Nutrient Limitation of New Production in the Sea

Abstract

Light and nutrients are the two well-known basic requirements for primary production in the sea and are usually supplied in opposing vertical gradients. When radiant energy of correct wavelengths is available, the vertical advection of nutrients from below the euphotic zone sets the maximum rate of absorption of these new nutrients and the ensuing primary production is considered to be new production (Dugdale and Goering, 1967) in contrast to the regenerated production based upon recirculating nutrients. When Sverdrup (1955) presented a map of world ocean primary production based upon his understanding of the vertical advective regimes of nutrients in various regions, he was actually providing the first global map of new production. Dinitrogen fixation also fuels new production, but this source of new nutrient (along with atmospheric and terrestrial inputs of nitrate and ammonium) is relatively minor compared to the advection of nitrate (e.g., Carpenter, 1983).

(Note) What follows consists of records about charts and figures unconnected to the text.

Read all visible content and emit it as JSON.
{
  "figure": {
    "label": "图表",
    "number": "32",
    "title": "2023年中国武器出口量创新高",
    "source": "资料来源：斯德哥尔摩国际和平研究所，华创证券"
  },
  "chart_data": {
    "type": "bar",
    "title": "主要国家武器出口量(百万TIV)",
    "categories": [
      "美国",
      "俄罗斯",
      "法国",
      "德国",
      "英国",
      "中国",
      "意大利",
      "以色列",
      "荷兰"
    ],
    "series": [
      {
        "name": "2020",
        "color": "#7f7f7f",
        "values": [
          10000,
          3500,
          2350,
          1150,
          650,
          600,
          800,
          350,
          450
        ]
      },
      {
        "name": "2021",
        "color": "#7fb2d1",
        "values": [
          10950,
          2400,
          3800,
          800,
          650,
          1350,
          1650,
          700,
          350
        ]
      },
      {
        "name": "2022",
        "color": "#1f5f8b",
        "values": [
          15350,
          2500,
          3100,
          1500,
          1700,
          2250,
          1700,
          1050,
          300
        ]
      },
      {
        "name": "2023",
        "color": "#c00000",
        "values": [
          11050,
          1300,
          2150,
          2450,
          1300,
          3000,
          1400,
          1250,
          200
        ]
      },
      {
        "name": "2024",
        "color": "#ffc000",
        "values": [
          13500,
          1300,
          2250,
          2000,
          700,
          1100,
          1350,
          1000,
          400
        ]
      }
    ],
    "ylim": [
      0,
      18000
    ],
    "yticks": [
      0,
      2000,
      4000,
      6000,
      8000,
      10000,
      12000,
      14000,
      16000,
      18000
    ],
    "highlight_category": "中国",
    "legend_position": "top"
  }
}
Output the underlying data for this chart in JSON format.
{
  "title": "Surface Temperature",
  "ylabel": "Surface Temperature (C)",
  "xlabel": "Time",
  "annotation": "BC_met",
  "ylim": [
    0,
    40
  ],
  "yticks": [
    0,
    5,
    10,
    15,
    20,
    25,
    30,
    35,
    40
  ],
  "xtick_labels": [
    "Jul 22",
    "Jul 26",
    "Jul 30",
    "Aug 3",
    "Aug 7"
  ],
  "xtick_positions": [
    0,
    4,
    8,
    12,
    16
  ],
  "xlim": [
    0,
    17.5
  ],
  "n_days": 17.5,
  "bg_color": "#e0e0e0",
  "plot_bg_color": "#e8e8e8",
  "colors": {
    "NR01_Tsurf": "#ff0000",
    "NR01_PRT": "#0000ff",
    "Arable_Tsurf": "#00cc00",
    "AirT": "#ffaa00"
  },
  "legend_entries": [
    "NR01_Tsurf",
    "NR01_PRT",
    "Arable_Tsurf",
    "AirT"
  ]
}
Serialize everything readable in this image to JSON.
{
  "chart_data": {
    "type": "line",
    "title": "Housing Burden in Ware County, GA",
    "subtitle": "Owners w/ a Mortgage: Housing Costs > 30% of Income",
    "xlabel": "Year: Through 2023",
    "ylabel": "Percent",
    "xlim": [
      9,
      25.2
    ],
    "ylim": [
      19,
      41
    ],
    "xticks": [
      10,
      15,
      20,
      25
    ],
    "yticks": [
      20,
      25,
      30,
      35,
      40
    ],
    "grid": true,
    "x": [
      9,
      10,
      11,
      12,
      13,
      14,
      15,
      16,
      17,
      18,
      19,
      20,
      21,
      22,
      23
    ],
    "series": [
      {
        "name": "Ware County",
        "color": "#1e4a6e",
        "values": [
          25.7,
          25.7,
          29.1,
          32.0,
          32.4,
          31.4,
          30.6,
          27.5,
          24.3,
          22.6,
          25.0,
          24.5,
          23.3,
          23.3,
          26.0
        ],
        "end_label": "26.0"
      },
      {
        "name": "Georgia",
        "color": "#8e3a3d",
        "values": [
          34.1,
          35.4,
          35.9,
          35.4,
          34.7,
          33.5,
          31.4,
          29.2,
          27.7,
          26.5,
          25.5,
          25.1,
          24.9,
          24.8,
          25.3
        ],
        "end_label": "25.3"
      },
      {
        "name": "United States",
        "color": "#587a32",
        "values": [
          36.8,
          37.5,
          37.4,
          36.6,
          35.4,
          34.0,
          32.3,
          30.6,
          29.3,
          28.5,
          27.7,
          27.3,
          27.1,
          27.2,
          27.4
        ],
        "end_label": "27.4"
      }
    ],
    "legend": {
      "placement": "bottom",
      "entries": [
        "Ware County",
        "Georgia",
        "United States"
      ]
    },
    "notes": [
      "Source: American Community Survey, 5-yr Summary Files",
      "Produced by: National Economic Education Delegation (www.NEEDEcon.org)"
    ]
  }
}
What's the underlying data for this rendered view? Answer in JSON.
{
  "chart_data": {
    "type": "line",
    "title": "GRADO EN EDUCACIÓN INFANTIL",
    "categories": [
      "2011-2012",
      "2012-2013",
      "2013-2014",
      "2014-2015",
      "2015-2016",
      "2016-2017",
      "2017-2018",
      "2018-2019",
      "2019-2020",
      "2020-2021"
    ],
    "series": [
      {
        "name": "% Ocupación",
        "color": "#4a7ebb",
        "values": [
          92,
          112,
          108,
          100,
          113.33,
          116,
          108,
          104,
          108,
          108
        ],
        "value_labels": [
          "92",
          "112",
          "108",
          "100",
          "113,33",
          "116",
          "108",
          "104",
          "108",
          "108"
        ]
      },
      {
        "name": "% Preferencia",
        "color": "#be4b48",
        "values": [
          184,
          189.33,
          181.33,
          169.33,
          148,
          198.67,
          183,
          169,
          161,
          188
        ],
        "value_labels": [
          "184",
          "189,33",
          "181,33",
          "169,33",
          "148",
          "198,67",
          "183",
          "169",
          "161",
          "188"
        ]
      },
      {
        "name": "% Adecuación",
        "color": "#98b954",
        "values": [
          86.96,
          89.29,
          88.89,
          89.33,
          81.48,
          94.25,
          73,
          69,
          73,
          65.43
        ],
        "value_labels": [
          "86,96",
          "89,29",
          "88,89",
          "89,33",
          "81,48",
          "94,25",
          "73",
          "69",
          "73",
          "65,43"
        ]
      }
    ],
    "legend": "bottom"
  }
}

The fractionation of nitrogen species from new into regenerated forms, through grazing and bacterial activity, and the existence of a practical tracer for nitrogen, the stable isotope 15N (e.g., Dugdale and Wilkerson, 1986), has made it possible to investigate the new and regenerated pathways in the marine ecosystem. The flow of nitrogen through the euphotic zone ecosystem has proved more complex than originally suggested (Dugdale and Goering, 1967) and is more realistically described by several possible schemes, including that of Michaels and Silver (1988), where the size fractions of the phytoplankton and bacteria are included explicitly along with other elements of the microbial loop. Their analysis showed that the microautotrophs provided the major source of new nitrogen for sinking particle formation, with the picoplankton participating primarily within the microbial grazing loop. However, both nanoplankton and picoplankton are capable of new production. For example, unicellular cyanobacteria (Glibert and Ray, 1990) and bacteria (Brown et al., 1975) may use nitrate and were shown to fix dinitrogen (e.g., Mitsui et al., 1986; Martinez et al., 1983).